The Solution: A Strategic Path to Sovereignty
Wenture delivered the TEET AWS Migration Strategy & Analysis, a solution focused on decoupling application logic from cloud-specific providers by replacing proprietary AWS “Ions” and Datomic Cloud with vendor-neutral alternatives like Datomic Pro and standard REST APIs.
Key Technical Components:
- Lambda-to-REST Transformation: A plan to convert Ion-based logic and AWS Lambda functions into independent REST endpoints, allowing the backend to run as a standalone Clojure application.
- Database Hybrid Migration Path: A two-stage strategy proposing an immediate move to Datomic Pro (to maintain data structures outside AWS) followed by a gradual migration to PostgreSQL.
- Frontend Refactoring: Updates to the ClojureScript Single Page Application (SPA) to redirect queries from AWS-specific triggers to standard backend services.
- Infrastructure Substitution Map: Detailed mapping of AWS Load Balancers, S3 storage, and DynamoDB to their counterparts in Riigipilv/Nutanix (e.g., local S3 buckets or SQL-based storage).
- Risk & Downtime Mitigation Plan: A comprehensive matrix identifying risks like data desynchronization and service downtime, with specific countermeasures for each.
Tech Stack & Integrations:
- Core Technologies: Clojure, ClojureScript, Datomic Pro, Docker.
- Target Environments: RIIGIPILV (Estonian Government Cloud) or Nutanix (TRAM Private Cloud).
Results & Impact: A Blueprint for Independence
The analysis provided TRAM with the confidence to reclaim sovereignty over their data. By standardizing the TEET environment with the rest of their application portfolio, the path was cleared to eliminate the need for specialized AWS consultants.
Key Results:
- Validated Migration Path: Identified that Datomic Pro (Apache 2.0 licensed) could serve as a free, high-compatibility bridge to exit AWS quickly.
- Precise Effort Estimations: Provided granular estimates—from 1–2 days for API updates to 30–60 days for a full SQL migration—enabling accurate budgeting for the next phase.

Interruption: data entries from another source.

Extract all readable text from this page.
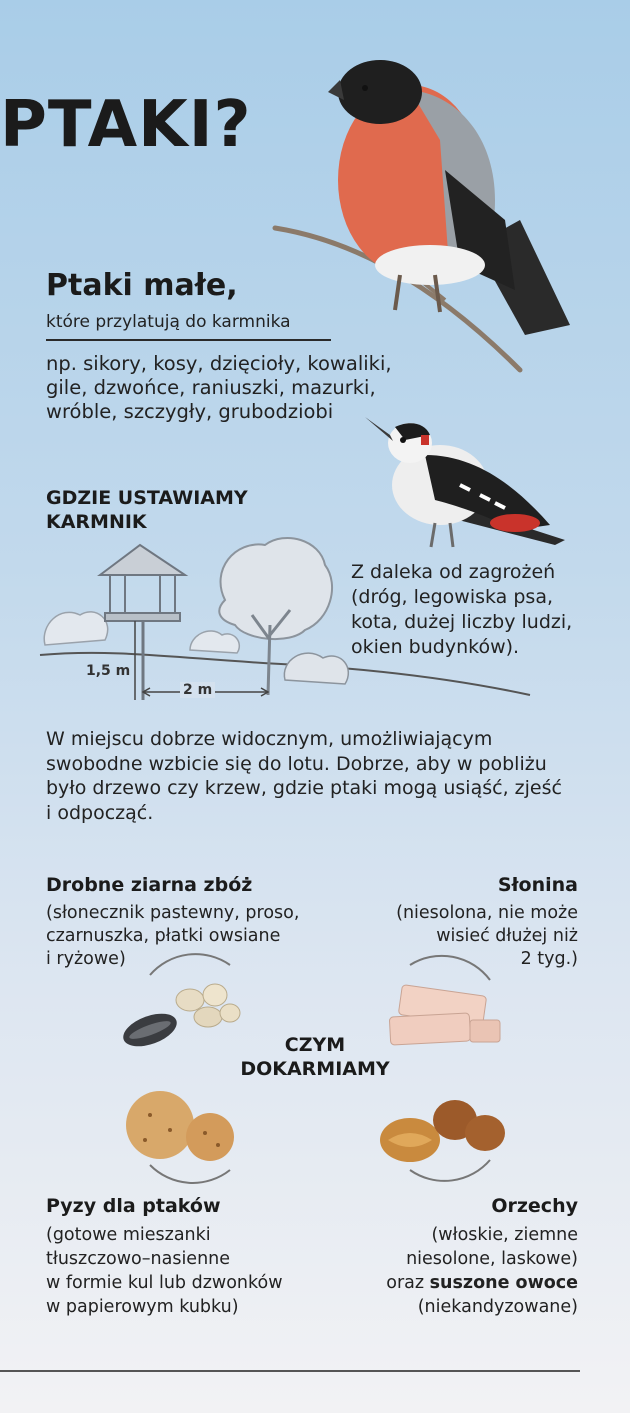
PTAKI?
Ptaki małe,
które przylatują do karmnika
np. sikory, kosy, dzięcioły, kowaliki,
gile, dzwońce, raniuszki, mazurki,
wróble, szczygły, grubodziobi
GDZIE USTAWIAMY
KARMNIK
1,5 m
2 m
Z daleka od zagrożeń
(dróg, legowiska psa,
kota, dużej liczby ludzi,
okien budynków).
W miejscu dobrze widocznym, umożliwiającym
swobodne wzbicie się do lotu. Dobrze, aby w pobliżu
było drzewo czy krzew, gdzie ptaki mogą usiąść, zjeść
i odpocząć.
Drobne ziarna zbóż
(słonecznik pastewny, proso,
czarnuszka, płatki owsiane
i ryżowe)
Słonina
(niesolona, nie może
wisieć dłużej niż
2 tyg.)
CZYM
DOKARMIAMY
Pyzy dla ptaków
(gotowe mieszanki
tłuszczowo–nasienne
w formie kul lub dzwonków
w papierowym kubku)
Orzechy
(włoskie, ziemne
niesolone, laskowe)
oraz suszone owoce
(niekandyzowane)
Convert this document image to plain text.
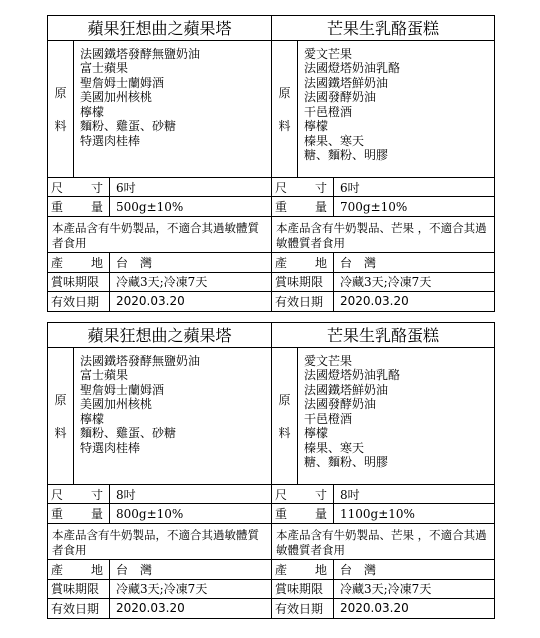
蘋果狂想曲之蘋果塔
原
料
法國鐵塔發酵無鹽奶油
富士蘋果
聖詹姆士蘭姆酒
美國加州核桃
檸檬
麵粉、雞蛋、砂糖
特選肉桂棒
尺 寸	6吋
重 量	500g±10%
本產品含有牛奶製品，不適合其過敏體質者食用
產 地	台　灣
賞味期限	冷藏3天;冷凍7天
有效日期	2020.03.20
芒果生乳酪蛋糕
原
料
愛文芒果
法國燈塔奶油乳酪
法國鐵塔鮮奶油
法國發酵奶油
干邑橙酒
檸檬
榛果、寒天
糖、麵粉、明膠
尺 寸	6吋
重 量	700g±10%
本產品含有牛奶製品、芒果 ，不適合其過敏體質者食用
產 地	台　灣
賞味期限	冷藏3天;冷凍7天
有效日期	2020.03.20
蘋果狂想曲之蘋果塔
原
料
法國鐵塔發酵無鹽奶油
富士蘋果
聖詹姆士蘭姆酒
美國加州核桃
檸檬
麵粉、雞蛋、砂糖
特選肉桂棒
尺 寸	8吋
重 量	800g±10%
本產品含有牛奶製品，不適合其過敏體質者食用
產 地	台　灣
賞味期限	冷藏3天;冷凍7天
有效日期	2020.03.20
芒果生乳酪蛋糕
原
料
愛文芒果
法國燈塔奶油乳酪
法國鐵塔鮮奶油
法國發酵奶油
干邑橙酒
檸檬
榛果、寒天
糖、麵粉、明膠
尺 寸	8吋
重 量	1100g±10%
本產品含有牛奶製品、芒果 ，不適合其過敏體質者食用
產 地	台　灣
賞味期限	冷藏3天;冷凍7天
有效日期	2020.03.20
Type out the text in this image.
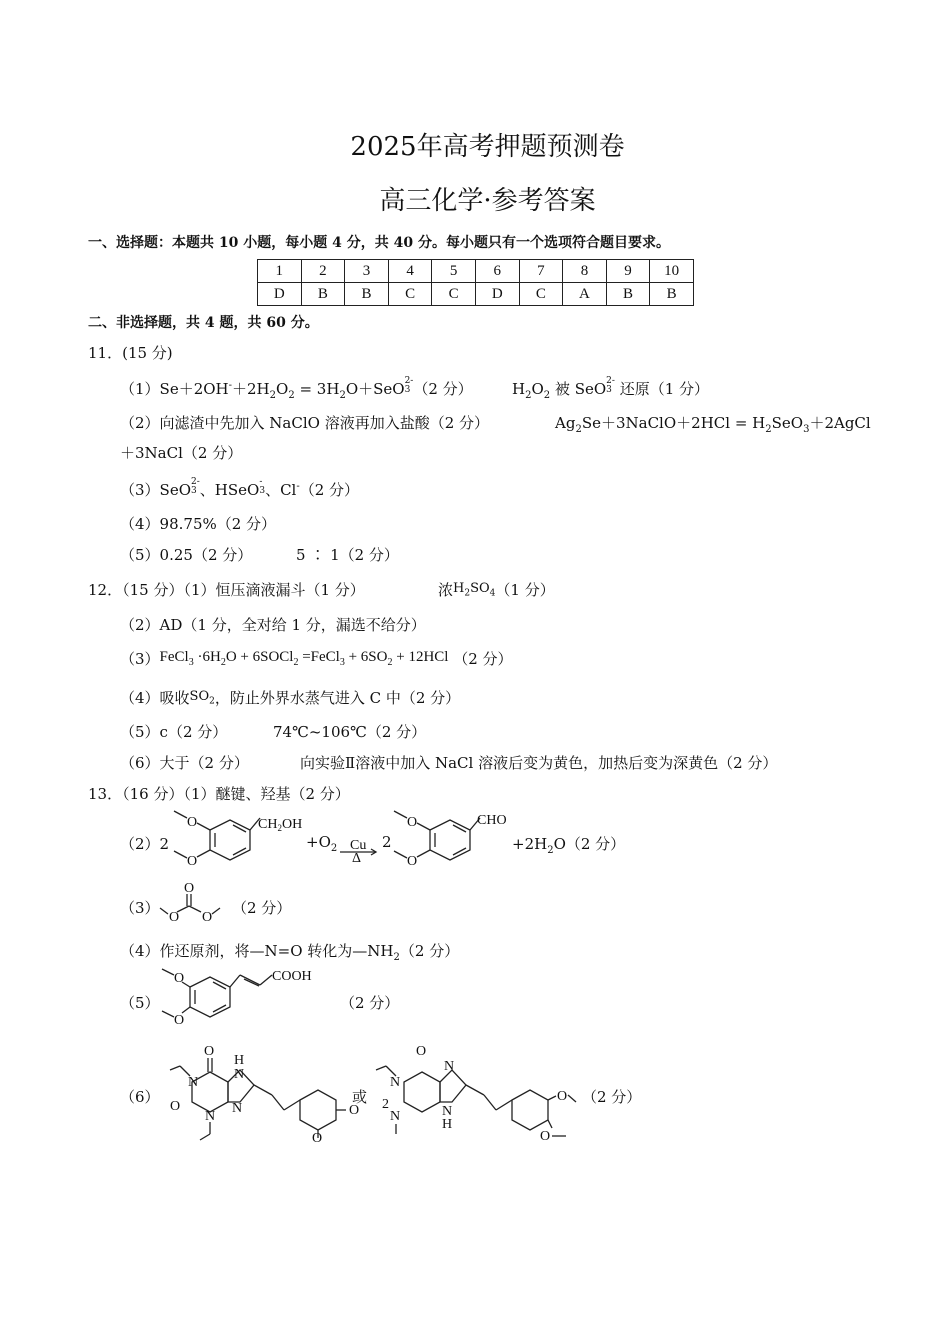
2025年高考押题预测卷
高三化学·参考答案
一、选择题：本题共 10 小题，每小题 4 分，共 40 分。每小题只有一个选项符合题目要求。
1	2	3	4	5	6	7	8	9	10
D	B	B	C	C	D	C	A	B	B
二、非选择题，共 4 题，共 60 分。
11．(15 分)
$(1)Se+2OH^-+2H_2O_2 = 3H_2O+SeO$ 2-
3 （2 分）	$H_2O_2$ 被 SeO 2-
3 还原（1 分）
（2）向滤渣中先加入 NaClO 溶液再加入盐酸（2 分）	$Ag_2Se+3NaClO+2HCl$ = $H_2SeO_3+2AgCl$
＋3NaCl（2 分）
（3）SeO 2-
3 、HSeO -
3 、Cl-（2 分）
（4）98.75%（2 分）
（5）0.25（2 分）	5 ∶ 1（2 分）
12．（15 分）（1）恒压滴液漏斗（1 分）	浓$H_2SO_4(1$ 分）
（2）AD（1 分，全对给 1 分，漏选不给分）
（3）FeCl$_3$ $\cdot 6H_2O$ + 6SOCl$_2$ =FeCl$_3$ + $6SO_2 + 12HCl$ （2 分）
（4）吸收$SO_2$，防止外界水蒸气进入 C 中（2 分）
（5）c（2 分）	74℃~106℃（2 分）
（6）大于（2 分）	向实验Ⅱ溶液中加入 NaCl 溶液后变为黄色，加热后变为深黄色（2 分）
13．（16 分）（1）醚键、羟基（2 分）
（2）2
O
O
$CH_2OH$
$+O_2$ Cu
Δ
2
O
O
CHO
$+2H_2O(2$ 分）
（3）
O
O O
（2 分）
（4）作还原剂，将—N=O 转化为$—NH_2(2$ 分）
（5）
O
O
COOH
（2 分）
（6）
O
N
N
O
H
N
N	O
O
或
O
N
N
2
N
N
H
O
O
（2 分）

- Infrastructure Ready: Mapped all AWS-managed DevOps tasks (monitoring, logging, backups) to standardized local procedures.
- Operational Stability: The strategy ensures the long-term stability of the system’s authentication protocols by removing the reliance on the risky TARA exception.
Future Plans
With the Blueprint delivered, TRAM is now equipped to execute the migration. The strategy allows for a phased approach, moving first to a vendor-neutral setup on Datomic Pro before eventually transitioning fully to a standard PostgreSQL environment within the secure perimeter of Riigipilv or Nutanix.